If I Miss some sights at a node, it'll make me unhappy. So I wonder to each node, what's the probability that my path doesn ' t contain it.
Input
The first line contains an integer T, denoting the number of the the test cases.
For each test case, the first line contains 3 integers n, m and d, denoting the number of vertices, the number of edges an d The number of steps respectively. Then M. lines follows, each containing, integers a and B, denoting there are an edge between Node A and Node B.
T<=20, N<=50, n-1<=m<=n* (n-1)/2, 1<=d<=10000. There is no self-loops or multiple edges in the graph, and the graph is connected. The nodes is indexed from 1.
Output
For each test cases, output n lines, the i-th line containing the desired probability for the i-th node.
Your answer would be the accepted if its absolute error doesn ' t exceed 1e-5.
Sample Input
2
5 10 100
1 2
2 3
3 4
4 5
1 5
2 4
3 5
2 5
1 4
1 3
10 10 10
1 2
2 3
3 4
4 5
5 6
6 7
7 8
8 9
9 10
4 9
Sample Output
0.0000000000
0.0000000000
0.0000000000
0.0000000000
0.0000000000
0.6993317967
0.5864284952
0.4440860821
0.2275896991
0.4294074591
0.4851048742
0.4896018842
0.4525044250
0.3406567483
0.6421630037
Source
ACM/ICPC Asia Regional Anshan Online
Main topic:
First give the n points, M edge, and then given a walk step number step, a person at the point of the graph (with side) walking, starting from each point to walk the same probability, from each point to its adjacent points of the probability of each point is equal.
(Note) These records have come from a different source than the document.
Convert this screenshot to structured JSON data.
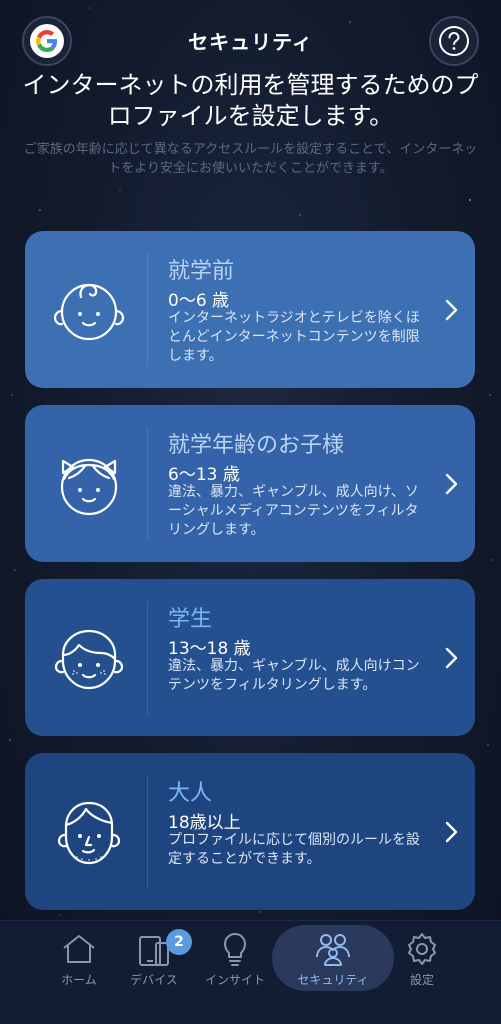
{
  "header": {
    "title": "セキュリティ",
    "google_icon": "google-logo",
    "help_icon": "help-icon"
  },
  "intro": {
    "headline": "インターネットの利用を管理するためのプロファイルを設定します。",
    "description": "ご家族の年齢に応じて異なるアクセスルールを設定することで、インターネットをより安全にお使いいただくことができます。"
  },
  "profiles": [
    {
      "name": "就学前",
      "age": "0〜6 歳",
      "description": "インターネットラジオとテレビを除くほとんどインターネットコンテンツを制限します。",
      "icon": "baby-face-icon"
    },
    {
      "name": "就学年齢のお子様",
      "age": "6〜13 歳",
      "description": "違法、暴力、ギャンブル、成人向け、ソーシャルメディアコンテンツをフィルタリングします。",
      "icon": "child-face-icon"
    },
    {
      "name": "学生",
      "age": "13〜18 歳",
      "description": "違法、暴力、ギャンブル、成人向けコンテンツをフィルタリングします。",
      "icon": "teen-face-icon"
    },
    {
      "name": "大人",
      "age": "18歳以上",
      "description": "プロファイルに応じて個別のルールを設定することができます。",
      "icon": "adult-face-icon"
    }
  ],
  "nav": {
    "home": "ホーム",
    "devices": "デバイス",
    "devices_badge": "2",
    "insights": "インサイト",
    "security": "セキュリティ",
    "settings": "設定"
  },
  "colors": {
    "accent": "#8fb8ee",
    "card_1": "#3d6fb3",
    "card_2": "#3563a9",
    "card_3": "#25508f",
    "card_4": "#1f4580",
    "badge": "#5a9ae0"
  }
}
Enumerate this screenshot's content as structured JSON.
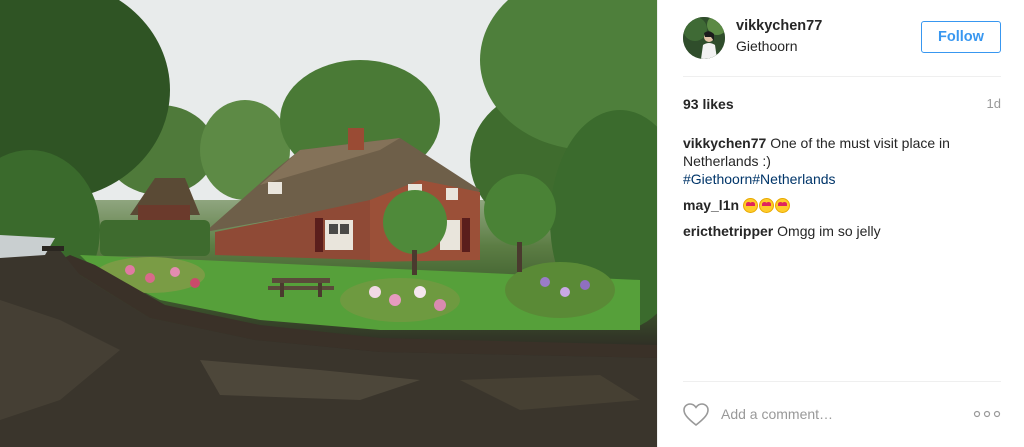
{
  "post": {
    "username": "vikkychen77",
    "location": "Giethoorn",
    "follow_label": "Follow",
    "likes": "93 likes",
    "time": "1d"
  },
  "comments": [
    {
      "user": "vikkychen77",
      "text": "One of the must visit place in Netherlands :)",
      "hashtags": "#Giethoorn#Netherlands"
    },
    {
      "user": "may_l1n",
      "emoji_count": 3
    },
    {
      "user": "ericthetripper",
      "text": "Omgg im so jelly"
    }
  ],
  "footer": {
    "comment_placeholder": "Add a comment…",
    "icons": [
      "heart-icon",
      "more-options-icon"
    ]
  },
  "colors": {
    "accent": "#3897f0",
    "hashtag": "#003569",
    "muted": "#999999",
    "text": "#262626"
  }
}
You ask for not to pass I (1<= i <=n) The probability of a point
Problem Solving Ideas:
At that time I looked at the topic, I glanced at a few eyes, I see this is not a picture of the problem, Ka to the teammates, and then the teammate is not AH/Khan, is a question about probability, I said then I look. Really is a probability of the topic, we can set DP[I][J] is to walk I step to the probability of reaching the J point, in fact, DP is mainly to write a state transfer equation so the probability DP of course Also
We can think so dp[i][j] how come, certainly is to walk i-1 step to, then go to i-1 step of time so sure to go is with J Point adjacent to that point (that is, there is edge point) so walk I step to J point probability is
The probability is the current dp[i-1][vec[k][l]]/vec[k].size (), where the vector array is the current point with several edges and is saved
DP [I][J]+=DP [I?1][veC[k][L]]/veC[k].sIz e()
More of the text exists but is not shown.